Sunday, August 1, 2004

KO could be final blow to Tyson's comeback


He showed he's mere shell of former menacing self

By Tim Dahlberg
The Associated Press

LOUISVILLE - So this is how it all ends for Mike Tyson.

Broke and bloodied, Tyson was knocked silly Friday night by the kind of British heavyweight he used to frighten into near paralysis merely by stepping into the ring.

The entourage already left when the money ran out. Now, the fans will leave, too, because the mystique is finally gone.

It disappeared Friday in the fourth round when Tyson was knocked down. It disappeared when Tyson looked around, blood streaming down his face, and decided he didn't want to get up.

Tyson was planning to fight his way out of a $38 million debt, but the comeback lasted only 11 minutes and 51 seconds. It's hard to imagine anyone paying much to see him fight again, and even harder to imagine Tyson wanting to take this kind of punishment again.

The excuse is Tyson tore a ligament in his left knee late in the first round and couldn't throw his right hand because of it.

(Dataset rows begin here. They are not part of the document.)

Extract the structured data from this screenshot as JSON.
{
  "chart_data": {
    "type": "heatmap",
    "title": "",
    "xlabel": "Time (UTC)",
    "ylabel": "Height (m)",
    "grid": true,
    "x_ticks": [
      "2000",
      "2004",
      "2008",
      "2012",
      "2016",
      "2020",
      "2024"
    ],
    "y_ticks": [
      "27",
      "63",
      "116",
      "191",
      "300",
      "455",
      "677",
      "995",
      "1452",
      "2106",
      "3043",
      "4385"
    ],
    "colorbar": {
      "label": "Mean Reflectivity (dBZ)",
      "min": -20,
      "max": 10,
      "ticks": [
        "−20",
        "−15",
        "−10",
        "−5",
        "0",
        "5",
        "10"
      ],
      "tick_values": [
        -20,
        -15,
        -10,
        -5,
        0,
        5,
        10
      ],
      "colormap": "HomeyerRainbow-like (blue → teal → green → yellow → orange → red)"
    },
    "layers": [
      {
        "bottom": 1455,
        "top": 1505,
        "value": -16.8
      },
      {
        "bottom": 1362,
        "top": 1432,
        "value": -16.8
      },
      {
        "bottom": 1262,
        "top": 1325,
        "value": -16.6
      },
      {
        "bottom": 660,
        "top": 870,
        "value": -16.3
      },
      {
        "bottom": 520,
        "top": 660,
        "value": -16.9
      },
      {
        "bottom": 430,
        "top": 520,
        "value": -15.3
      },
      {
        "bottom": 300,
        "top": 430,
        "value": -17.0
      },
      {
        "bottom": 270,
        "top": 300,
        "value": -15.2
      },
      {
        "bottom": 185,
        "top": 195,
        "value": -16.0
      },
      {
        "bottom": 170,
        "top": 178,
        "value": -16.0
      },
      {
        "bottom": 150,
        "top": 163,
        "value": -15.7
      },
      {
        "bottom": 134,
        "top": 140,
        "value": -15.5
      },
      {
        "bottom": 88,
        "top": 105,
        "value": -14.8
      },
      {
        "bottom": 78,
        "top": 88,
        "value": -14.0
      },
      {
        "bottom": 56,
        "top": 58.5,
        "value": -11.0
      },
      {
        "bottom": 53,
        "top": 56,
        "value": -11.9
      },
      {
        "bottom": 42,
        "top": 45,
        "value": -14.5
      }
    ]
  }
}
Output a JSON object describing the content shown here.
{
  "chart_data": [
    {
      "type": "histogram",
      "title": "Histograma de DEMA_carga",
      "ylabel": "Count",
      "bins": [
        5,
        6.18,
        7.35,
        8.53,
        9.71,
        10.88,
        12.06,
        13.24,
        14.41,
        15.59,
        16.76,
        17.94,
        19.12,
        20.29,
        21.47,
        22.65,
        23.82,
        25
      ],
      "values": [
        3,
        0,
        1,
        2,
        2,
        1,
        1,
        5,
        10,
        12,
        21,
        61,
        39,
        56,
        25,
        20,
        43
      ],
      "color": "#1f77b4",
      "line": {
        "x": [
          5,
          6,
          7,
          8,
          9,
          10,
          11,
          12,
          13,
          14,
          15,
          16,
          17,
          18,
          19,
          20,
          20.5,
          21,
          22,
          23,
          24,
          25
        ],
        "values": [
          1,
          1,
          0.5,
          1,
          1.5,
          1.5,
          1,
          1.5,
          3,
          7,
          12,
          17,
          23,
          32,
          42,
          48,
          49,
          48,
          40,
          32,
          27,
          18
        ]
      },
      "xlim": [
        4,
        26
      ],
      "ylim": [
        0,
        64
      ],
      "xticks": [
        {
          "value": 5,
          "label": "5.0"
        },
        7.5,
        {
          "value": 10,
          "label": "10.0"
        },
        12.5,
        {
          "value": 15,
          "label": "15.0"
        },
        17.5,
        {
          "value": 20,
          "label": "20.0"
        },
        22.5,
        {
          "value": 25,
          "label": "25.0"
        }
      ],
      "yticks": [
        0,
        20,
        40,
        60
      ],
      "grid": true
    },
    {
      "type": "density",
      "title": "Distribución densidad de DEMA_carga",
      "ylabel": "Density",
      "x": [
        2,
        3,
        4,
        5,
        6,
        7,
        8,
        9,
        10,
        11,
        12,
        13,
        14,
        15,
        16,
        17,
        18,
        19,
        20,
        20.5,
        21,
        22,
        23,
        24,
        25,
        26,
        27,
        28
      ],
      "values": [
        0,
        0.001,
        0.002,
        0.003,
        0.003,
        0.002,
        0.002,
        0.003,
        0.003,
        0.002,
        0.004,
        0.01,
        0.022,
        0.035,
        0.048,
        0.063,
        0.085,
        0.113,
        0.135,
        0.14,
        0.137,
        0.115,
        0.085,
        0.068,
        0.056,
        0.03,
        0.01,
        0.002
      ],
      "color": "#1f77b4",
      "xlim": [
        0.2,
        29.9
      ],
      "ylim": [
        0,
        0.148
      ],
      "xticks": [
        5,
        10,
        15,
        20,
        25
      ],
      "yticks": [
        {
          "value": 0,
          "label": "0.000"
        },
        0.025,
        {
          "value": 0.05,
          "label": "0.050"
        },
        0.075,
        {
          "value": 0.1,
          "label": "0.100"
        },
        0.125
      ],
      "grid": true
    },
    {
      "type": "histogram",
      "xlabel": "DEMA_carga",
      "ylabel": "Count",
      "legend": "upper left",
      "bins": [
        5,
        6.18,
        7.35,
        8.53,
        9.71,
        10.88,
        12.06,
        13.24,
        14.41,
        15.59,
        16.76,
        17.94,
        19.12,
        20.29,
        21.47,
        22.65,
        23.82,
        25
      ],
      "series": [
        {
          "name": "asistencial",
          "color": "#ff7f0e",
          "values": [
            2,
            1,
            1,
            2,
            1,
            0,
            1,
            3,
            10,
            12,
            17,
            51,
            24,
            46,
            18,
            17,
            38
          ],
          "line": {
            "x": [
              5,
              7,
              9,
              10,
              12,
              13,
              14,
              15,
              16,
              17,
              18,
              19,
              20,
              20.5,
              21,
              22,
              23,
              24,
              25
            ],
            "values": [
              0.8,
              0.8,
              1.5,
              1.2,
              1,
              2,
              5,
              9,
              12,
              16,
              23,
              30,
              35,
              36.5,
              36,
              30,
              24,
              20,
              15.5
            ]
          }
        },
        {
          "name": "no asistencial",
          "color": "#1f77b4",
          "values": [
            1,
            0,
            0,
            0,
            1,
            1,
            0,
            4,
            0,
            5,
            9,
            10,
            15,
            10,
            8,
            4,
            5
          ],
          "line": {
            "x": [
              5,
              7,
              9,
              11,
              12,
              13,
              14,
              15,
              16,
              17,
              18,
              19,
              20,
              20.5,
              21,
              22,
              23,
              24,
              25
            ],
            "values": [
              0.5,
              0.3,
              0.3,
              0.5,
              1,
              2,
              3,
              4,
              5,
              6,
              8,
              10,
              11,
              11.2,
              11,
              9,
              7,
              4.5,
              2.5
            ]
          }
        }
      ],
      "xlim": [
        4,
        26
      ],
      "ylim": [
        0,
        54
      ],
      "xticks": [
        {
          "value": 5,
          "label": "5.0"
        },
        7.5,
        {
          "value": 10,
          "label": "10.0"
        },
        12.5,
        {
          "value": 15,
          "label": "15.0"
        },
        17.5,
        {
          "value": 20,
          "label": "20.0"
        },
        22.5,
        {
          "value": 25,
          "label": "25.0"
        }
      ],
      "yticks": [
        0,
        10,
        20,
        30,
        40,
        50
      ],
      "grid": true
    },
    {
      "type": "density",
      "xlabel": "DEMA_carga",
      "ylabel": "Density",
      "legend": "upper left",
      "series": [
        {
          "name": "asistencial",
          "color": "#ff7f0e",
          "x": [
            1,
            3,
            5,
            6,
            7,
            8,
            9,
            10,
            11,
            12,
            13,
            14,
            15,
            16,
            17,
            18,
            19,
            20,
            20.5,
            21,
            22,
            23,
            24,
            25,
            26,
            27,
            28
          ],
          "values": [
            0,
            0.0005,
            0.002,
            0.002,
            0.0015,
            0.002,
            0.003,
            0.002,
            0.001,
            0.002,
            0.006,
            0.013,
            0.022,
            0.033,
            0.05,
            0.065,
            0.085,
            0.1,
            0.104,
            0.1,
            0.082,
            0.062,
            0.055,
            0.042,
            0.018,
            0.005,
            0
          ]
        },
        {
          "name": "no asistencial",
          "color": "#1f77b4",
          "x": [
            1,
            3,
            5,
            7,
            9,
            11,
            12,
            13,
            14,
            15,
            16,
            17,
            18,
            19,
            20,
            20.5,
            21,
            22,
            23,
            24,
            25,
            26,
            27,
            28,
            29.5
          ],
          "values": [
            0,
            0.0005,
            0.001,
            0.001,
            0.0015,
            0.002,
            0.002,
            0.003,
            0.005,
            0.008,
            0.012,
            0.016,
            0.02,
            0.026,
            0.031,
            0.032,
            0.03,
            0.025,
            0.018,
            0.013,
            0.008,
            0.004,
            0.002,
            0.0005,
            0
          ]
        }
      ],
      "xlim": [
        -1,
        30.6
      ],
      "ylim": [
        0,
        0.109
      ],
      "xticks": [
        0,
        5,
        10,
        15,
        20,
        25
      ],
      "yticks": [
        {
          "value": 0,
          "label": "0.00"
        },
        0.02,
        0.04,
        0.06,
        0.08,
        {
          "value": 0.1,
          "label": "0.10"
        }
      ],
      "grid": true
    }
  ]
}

At the age of 38, though, the truth is Tyson no longer has the speed or stamina to go more than a round or two with anyone who can punch back.

He really hasn't beaten a top fighter since Razor Ruddock 13 years ago, or Michael Spinks two years before that.

Taking a beating from Lennox Lewis was excusable. Getting beaten by Danny Williams, who sometimes cries in his dressing room before fights, wasn't.

"People forget this isn't a peak Mike Tyson," Williams said.

Tyson went all out in the opening round, trying from his first punch to knock out Williams. For a few minutes, it looked as if he would do just that, landing some big left hooks and uppercuts that hurt his opponent.

But Williams showed something Tyson's handlers didn't think he had when they hand-picked him as an opponent - a chin.

Late in the second round, Williams did something else Tyson's handlers didn't bank on - he began fighting back. Williams cut Tyson in the third round, then began battering him in the fourth.

The end came with a flurry of punches and a big right hand that sent Tyson into the ropes.

The referee gave Tyson extra time to get up, and it seemed he could. But it was clear by the look on his face that Tyson already had decided he wouldn't be fighting on.

"I knew he would tire, and he did," Williams said. "Once I hurt him, I just let go. I just kept punching and punching."

Tyson left without talking; that's too bad, because it would have been interesting to hear Tyson's take on a future that seems as cloudy as ever. The attorneys handling his bankruptcy case also would be interested in finding out how Tyson will be able to fight six more fights as envisioned, to earn enough to pay off his sizable debts.

The public always has been fascinated with Tyson, and he's still a celebrity in a bizarre kind of way. But the options are limited for a fighter who has been knocked out twice in his last three fights and no longer seems to have the heart for it.

Promoter Bob Arum was planning to offer Tyson a three-fight deal worth up to $100 million. Now, Tyson willl have to fight for a fraction of that - something he probably will decline to do.

"Can he be rehabilitated and made into a contender?" asked Arum. "Probably, yes. Will he? Probably, no. He's got to fight C and D fighters and build up his confidence. You can't put him in with legitimate heavyweights."

About the only fight remaining that could bring him some money is a third fight with Evander Holyfield, who might be even more shot than Tyson.

It was almost sad to see Tyson bleeding on the canvas, unwilling to go on. But his kind of fighting style was never designed for longevity, so it's hard to believe he's still fighting 18 years after he first won the heavyweight title.

As Tyson himself likes to say, "Boxing is a hurt business."

It is, and the one hurting most right now is Iron Mike himself.